In making the decision RBA Governor Glenn Stevens pointed to economic uncertainty in Europe and a slowing of growth in China.
"Europe's economic and financial prospects have again been clouded by weakening growth, heightened political uncertainty and concerns about fiscal sustainability and the strength of some banks," Mr Steven's statement read.
"Long-term interest rates faced by highly rated sovereigns, including Australia, have fallen to exceptionally low levels. Share markets have declined."
Mr Stevens said house prices in Australia had declined despite showing sign of stabilising earlier in the year.
He said the housing market remained "subdued".
"The exchange rate has declined over recent weeks, reflecting lower commodity prices, heightened risk aversion and expectations of lower interest rates," Mr Stevens said.
The Bank of Queensland was the first institution to pass on some of the cut, taking 20 basis points from its standard home and business loan variables rates.
Official Statement from the RBA Board
Growth in the world economy picked up in the early months of 2012, having slowed in the second half of 2011. But more recent indicators suggest further weakening in Europe and some further moderation in growth in China. Conditions in other parts of Asia have largely recovered from the effects of last year's natural disasters, but the ongoing trend is unclear and could be dampened by slower Chinese growth. The United States continues to grow at a moderate pace. Commodity prices have declined lately, though they are mostly still high. Australia's terms of trade similarly peaked about six months ago, though they remain historically high.
Financial market sentiment has deteriorated over the past month. The Board has noted previously that Europe would remain a potential source of adverse shocks. Europe's economic and financial prospects have again been clouded by weakening growth, heightened political uncertainty and concerns about fiscal sustainability and the strength of some banks. Capital markets remain open to corporations and well-rated banks, but spreads have increased. Long-term interest rates faced by highly rated sovereigns, including Australia, have fallen to exceptionally low levels. Share markets have declined.
In Australia, available indicators suggest modest growth continued in the first part of 2012, with significant variation across sectors. Overall labour market conditions firmed a little, notwithstanding job shedding in some industries, and the rate of unemployment remains low. Nonetheless, both households and businesses continue to exhibit a degree of precautionary behaviour, which may continue in the near term.
There have been no new data for inflation since the previous meeting. Over the coming one to two years, and abstracting from the effects of the carbon price, inflation is expected to be in the 2-3 per cent range. In the near term, it is likely to be in the lower part of that range, though maintaining low inflation over the longer term will require growth in domestic costs to slow as the effects of the earlier high exchange rate wane.

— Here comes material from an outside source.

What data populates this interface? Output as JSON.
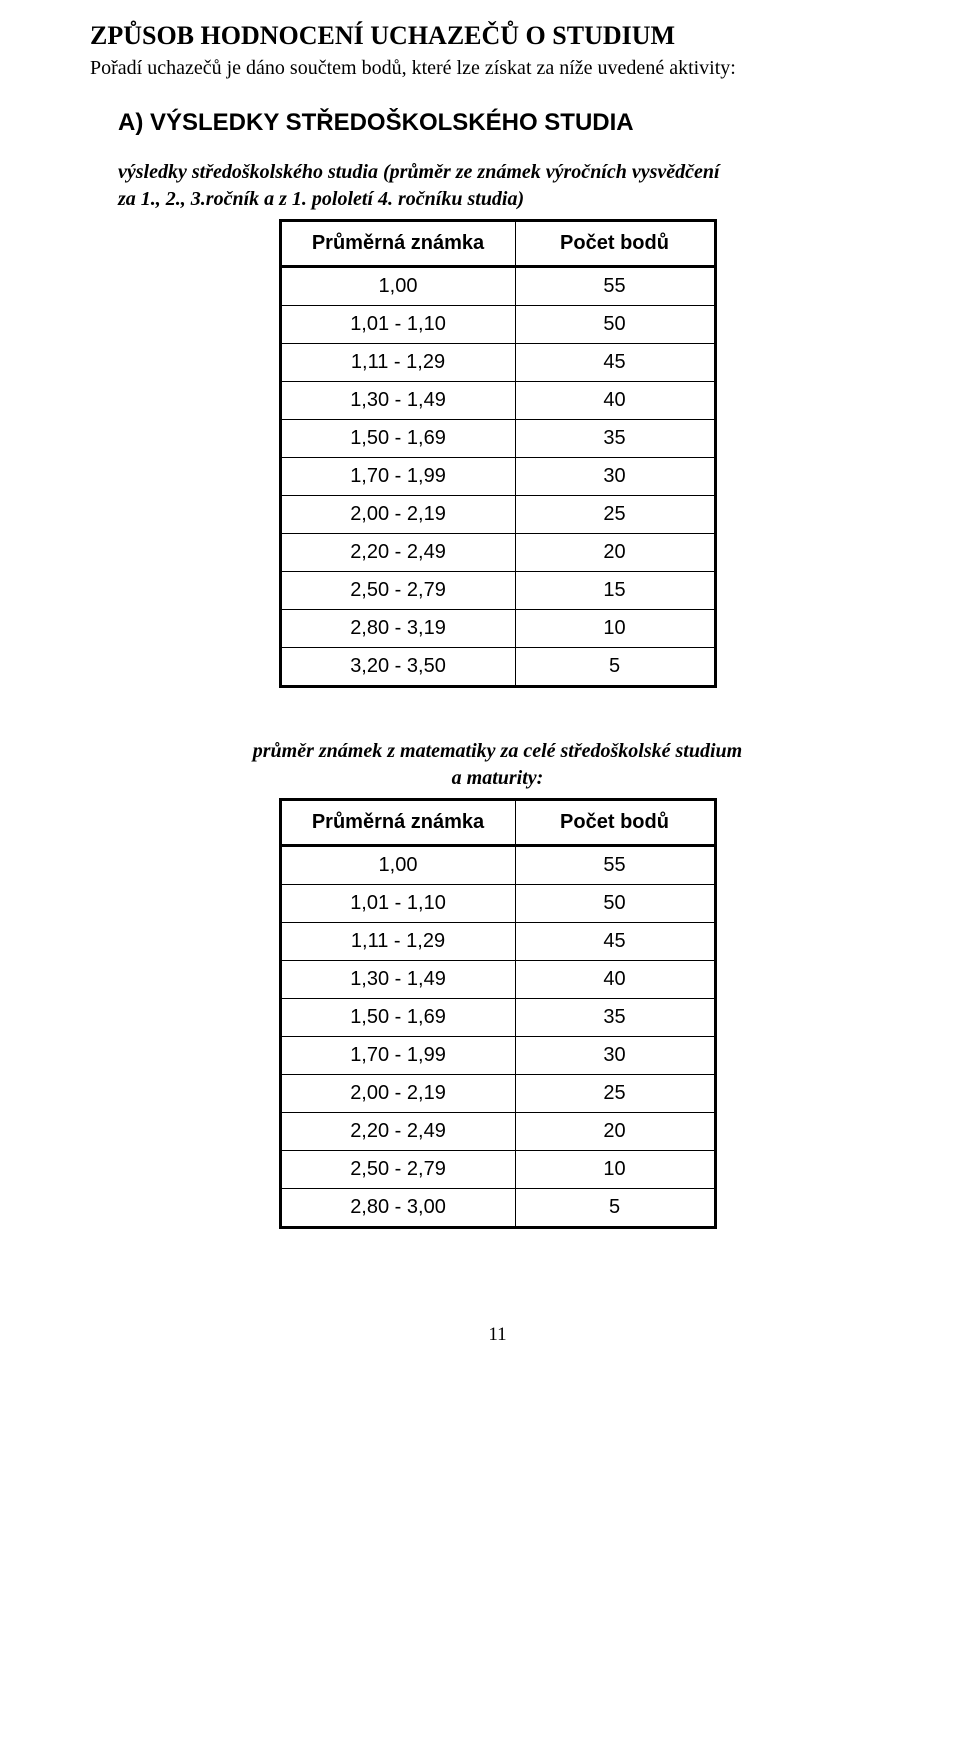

As a result of earlier changes to monetary policy, interest rates for borrowers have declined to be a little below their medium-term averages. Business credit has increased more strongly in recent months, though credit growth remains modest overall. Housing prices had shown some signs of stabilising around the turn of the year, but have recently declined again. Generally, the housing market remains subdued. The exchange rate has declined over recent weeks, reflecting lower commodity prices, heightened risk aversion and expectations of lower interest rates.
At today's meeting, the Board judged that, with modest domestic growth and a weaker and more uncertain international environment, the outlook for inflation afforded scope for a more accommodative stance of monetary policy.